A l'intérieur de la cinquantaine pascale, les huit premiers jours ou octave de Pâques tiennent une place particulière : "Les huit premiers jours du temps pascal constituent l'octave de Pâques et sont célébrés comme solennité du Seigneur" (Normes universelles..., n. 24). Cela a pour conséquence, par exemple, que pendant toute l'octave de Pâques, les Laudes et les Vêpres sont toujours identiques à celles du dimanche de Pâques (c'est-à-dire : hymnes, antiennes, psaumes et cantiques).

Pour terminer, encore une publication sur le carême et le temps pascal :

Franz-Rudolf WEINERT, Den Osterfestkreis verstehen und feiern, Verlag Friedrich Pustet: Regensburg 2001 (une très bonne et simple introduction !).

INFORMATIONS

Dans la dernière lettre circulaire, j'avais annoncé que je donnerais des informations ultérieures sur le "nouveau" "missel romain" (editio typica tertia) et sur le "martyrologe romain" (2001)

1. Le 7 décembre 2002, j'ai participé, à l'université de Fribourg (Suisse) à un colloque scientifique liturgique sur la nouvelle édition du "Missale Romanum" latin. Je dois en conclure qu'il apporte beaucoup plus de modifications que je ne le supposais ! En ce qui concerne les fêtes des saints, je voudrais faire remarquer que le missel comporte 3 nouvelles mémoires obligatoires et 16 facultatives, qui sont déjà en partie prises en compte dans notre Directoire de l'Ordre 2002/2003. Avant tout, la mémoire de sainte Jeanne-Françoise de Chantal a été déplacée du 12 décembre au 12 août (cf. "Directoire p.74). J'indiquerai dans les prochaines circulaires d'autres changements. On peut trouver une vue d'ensemble sur la "nouveauté" du missel dans : Johannes NEBEL, Die Editio typica tertia des ‚Missale Romanum’. Eine Untersuchung über die Veränderungen, in: Ecclesia Orans 19 (2002) 265-314.
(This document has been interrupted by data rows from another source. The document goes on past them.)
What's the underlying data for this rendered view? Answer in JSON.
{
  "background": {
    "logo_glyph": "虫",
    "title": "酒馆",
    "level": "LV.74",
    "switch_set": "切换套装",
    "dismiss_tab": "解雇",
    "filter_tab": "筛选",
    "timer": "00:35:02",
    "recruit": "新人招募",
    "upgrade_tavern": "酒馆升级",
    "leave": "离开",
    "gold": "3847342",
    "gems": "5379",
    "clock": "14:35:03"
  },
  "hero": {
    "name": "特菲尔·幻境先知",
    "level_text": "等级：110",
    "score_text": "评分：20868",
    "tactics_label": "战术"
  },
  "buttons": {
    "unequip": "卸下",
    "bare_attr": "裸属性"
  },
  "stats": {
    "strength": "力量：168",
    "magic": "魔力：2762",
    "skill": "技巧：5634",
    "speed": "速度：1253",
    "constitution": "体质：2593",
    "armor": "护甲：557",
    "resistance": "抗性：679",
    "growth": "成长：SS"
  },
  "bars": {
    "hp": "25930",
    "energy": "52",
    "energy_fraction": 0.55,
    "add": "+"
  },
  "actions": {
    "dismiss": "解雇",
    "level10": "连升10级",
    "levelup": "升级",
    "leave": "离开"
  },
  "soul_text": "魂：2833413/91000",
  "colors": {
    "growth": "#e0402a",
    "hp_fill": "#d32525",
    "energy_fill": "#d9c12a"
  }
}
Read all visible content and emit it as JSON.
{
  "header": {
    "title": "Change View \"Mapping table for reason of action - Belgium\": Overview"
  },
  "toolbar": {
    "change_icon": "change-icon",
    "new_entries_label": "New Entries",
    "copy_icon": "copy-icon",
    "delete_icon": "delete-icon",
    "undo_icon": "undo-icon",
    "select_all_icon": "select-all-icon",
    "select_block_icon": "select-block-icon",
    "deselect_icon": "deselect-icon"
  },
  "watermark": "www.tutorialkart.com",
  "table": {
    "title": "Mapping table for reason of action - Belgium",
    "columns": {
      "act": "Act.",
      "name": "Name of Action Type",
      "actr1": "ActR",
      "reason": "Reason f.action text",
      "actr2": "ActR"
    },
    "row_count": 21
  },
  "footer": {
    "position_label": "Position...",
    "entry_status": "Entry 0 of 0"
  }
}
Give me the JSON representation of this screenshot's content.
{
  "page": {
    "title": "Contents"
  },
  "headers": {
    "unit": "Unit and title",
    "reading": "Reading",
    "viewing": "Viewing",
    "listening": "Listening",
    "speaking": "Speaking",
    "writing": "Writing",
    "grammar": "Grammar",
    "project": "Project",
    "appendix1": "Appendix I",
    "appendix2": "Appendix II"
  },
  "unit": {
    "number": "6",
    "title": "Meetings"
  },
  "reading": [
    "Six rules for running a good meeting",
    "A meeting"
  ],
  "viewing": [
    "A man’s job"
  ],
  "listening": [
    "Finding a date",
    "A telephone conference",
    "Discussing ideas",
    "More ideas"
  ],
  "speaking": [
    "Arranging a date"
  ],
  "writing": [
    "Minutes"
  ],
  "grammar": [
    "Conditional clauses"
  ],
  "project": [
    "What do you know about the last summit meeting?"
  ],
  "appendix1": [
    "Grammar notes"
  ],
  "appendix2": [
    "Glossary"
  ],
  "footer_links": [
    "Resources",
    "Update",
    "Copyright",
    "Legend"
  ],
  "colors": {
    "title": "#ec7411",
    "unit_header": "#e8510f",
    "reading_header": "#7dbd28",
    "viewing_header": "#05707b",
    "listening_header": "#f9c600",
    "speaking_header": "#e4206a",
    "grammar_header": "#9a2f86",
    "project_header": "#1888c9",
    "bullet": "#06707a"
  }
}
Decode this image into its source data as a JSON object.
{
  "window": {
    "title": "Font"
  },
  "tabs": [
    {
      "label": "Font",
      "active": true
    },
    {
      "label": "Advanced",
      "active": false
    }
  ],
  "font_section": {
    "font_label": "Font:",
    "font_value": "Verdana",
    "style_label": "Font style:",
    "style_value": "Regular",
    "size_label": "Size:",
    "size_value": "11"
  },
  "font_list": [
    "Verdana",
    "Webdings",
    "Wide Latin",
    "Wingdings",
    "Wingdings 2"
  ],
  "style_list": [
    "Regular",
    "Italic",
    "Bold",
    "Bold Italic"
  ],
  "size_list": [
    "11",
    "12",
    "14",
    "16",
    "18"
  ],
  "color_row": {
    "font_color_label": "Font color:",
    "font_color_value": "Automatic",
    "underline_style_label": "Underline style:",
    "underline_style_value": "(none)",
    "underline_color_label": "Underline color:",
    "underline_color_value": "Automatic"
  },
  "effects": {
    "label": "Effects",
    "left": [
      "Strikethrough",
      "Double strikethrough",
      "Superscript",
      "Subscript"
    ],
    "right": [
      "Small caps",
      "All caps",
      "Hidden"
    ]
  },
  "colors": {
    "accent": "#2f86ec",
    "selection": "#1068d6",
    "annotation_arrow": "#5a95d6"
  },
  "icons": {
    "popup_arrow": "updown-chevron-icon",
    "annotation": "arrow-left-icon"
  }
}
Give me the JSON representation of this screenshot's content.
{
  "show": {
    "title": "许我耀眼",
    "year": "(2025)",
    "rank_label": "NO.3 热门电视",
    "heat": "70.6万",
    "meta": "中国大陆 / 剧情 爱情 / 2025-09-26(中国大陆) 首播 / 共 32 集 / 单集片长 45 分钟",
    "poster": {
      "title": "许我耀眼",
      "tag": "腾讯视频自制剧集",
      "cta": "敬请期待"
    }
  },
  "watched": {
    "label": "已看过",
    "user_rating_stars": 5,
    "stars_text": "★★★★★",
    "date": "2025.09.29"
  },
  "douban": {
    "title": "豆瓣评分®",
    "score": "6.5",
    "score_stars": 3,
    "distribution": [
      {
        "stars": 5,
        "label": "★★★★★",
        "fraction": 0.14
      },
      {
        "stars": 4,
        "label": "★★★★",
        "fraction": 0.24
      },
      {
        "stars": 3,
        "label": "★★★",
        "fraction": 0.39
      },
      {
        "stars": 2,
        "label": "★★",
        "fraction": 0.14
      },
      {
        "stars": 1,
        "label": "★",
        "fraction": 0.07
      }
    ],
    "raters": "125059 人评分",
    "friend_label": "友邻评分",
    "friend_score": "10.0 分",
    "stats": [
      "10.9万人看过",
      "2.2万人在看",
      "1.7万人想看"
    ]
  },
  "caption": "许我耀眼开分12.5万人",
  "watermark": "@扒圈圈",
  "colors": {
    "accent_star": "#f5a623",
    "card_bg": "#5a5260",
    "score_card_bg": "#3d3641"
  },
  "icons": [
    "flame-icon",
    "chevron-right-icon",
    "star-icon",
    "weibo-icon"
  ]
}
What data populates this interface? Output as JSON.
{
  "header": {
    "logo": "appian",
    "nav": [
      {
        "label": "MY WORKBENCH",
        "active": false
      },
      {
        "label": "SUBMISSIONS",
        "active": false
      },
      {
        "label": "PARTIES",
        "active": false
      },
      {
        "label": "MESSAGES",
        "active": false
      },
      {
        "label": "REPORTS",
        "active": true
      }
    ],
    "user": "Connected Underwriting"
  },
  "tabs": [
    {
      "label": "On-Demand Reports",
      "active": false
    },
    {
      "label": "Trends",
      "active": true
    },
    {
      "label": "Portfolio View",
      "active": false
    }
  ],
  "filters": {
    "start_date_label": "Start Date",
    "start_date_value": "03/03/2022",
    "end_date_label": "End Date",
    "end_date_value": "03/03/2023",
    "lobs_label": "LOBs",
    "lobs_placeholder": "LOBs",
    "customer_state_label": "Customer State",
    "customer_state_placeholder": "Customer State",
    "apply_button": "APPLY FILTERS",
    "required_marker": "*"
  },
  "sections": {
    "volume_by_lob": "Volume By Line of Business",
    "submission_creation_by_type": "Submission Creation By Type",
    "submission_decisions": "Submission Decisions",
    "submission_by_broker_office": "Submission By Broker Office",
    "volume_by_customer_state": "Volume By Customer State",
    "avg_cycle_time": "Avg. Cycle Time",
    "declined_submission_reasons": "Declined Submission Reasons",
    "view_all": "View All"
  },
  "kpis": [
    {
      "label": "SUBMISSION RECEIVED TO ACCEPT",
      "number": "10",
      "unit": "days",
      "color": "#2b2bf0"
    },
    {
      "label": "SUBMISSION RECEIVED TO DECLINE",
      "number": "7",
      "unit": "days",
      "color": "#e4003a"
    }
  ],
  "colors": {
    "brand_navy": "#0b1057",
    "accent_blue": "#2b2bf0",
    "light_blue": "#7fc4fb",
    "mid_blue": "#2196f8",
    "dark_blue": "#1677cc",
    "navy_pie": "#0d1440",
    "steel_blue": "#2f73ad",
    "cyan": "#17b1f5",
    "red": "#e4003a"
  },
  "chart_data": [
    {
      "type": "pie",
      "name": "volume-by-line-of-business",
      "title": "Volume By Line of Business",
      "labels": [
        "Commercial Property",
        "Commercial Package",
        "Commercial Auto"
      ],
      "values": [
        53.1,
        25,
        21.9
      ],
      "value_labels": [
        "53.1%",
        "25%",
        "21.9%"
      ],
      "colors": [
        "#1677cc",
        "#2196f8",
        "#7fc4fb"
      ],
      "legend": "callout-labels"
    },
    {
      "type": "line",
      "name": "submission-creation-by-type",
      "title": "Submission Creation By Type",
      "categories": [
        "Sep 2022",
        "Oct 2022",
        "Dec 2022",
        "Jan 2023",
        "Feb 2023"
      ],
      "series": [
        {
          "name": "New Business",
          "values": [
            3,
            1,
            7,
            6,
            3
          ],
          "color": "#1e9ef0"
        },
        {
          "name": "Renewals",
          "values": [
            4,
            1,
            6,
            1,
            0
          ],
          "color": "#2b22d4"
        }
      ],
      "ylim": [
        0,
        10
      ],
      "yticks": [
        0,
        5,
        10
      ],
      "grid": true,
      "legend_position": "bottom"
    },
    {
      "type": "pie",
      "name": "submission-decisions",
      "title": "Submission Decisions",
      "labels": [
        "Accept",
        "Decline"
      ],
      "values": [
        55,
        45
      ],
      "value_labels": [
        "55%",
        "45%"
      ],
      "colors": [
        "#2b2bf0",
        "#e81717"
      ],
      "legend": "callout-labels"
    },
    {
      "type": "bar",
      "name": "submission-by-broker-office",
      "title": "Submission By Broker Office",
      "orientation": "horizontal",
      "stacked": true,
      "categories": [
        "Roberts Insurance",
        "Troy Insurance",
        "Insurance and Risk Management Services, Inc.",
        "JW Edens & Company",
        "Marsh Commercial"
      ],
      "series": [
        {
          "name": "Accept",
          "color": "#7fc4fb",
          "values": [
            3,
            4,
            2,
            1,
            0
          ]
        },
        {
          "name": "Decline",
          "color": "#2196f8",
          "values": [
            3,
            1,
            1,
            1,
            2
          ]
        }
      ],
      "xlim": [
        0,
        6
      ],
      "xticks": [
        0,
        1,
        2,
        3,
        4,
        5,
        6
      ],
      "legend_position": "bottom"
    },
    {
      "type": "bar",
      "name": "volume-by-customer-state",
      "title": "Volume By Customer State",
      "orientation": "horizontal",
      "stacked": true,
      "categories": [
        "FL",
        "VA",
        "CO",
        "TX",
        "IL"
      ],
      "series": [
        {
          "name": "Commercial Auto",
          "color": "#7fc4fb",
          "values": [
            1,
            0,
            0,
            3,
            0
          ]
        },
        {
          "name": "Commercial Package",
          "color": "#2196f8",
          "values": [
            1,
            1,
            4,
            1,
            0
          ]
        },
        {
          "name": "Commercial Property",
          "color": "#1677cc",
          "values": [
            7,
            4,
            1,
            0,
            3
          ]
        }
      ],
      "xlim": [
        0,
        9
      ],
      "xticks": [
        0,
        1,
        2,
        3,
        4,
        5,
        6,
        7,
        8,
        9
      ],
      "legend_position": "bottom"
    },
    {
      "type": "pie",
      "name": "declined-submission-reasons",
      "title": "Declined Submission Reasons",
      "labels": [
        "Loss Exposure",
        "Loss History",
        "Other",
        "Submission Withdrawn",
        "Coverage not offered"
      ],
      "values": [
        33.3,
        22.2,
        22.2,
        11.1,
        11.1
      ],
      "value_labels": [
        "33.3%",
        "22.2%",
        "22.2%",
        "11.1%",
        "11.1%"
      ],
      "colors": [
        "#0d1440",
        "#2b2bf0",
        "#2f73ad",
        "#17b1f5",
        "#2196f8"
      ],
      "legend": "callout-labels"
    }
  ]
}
2. Du 9 au 13 février 2003, j'ai préparé avec deux spécialistes un projet de Supplementum Cisterciense au nouveau "Martyrologium Romanum". Comme dans le martyrologe romain officiel, 60 saints et bienheureux cisterciens sont déjà pris en compte – quelle joie ! – il y aura seulement deux ou trois noms à introduire dans notre "Supplément" ; par contre, un grand nombre des 60 notices du "martyrologe romain" doivent être complétées, retravaillées ou entièrement refaites.

La prochaine lettre circulaire paraîtra probablement pour l'avent 2003.

En vous souhaitant un saint et fructueux carême et de joyeuses fêtes de Pâques, je vous salue cordialement et fraternellement en Christ.

 

votre fr. Alberich M. Altermatt O.Cist.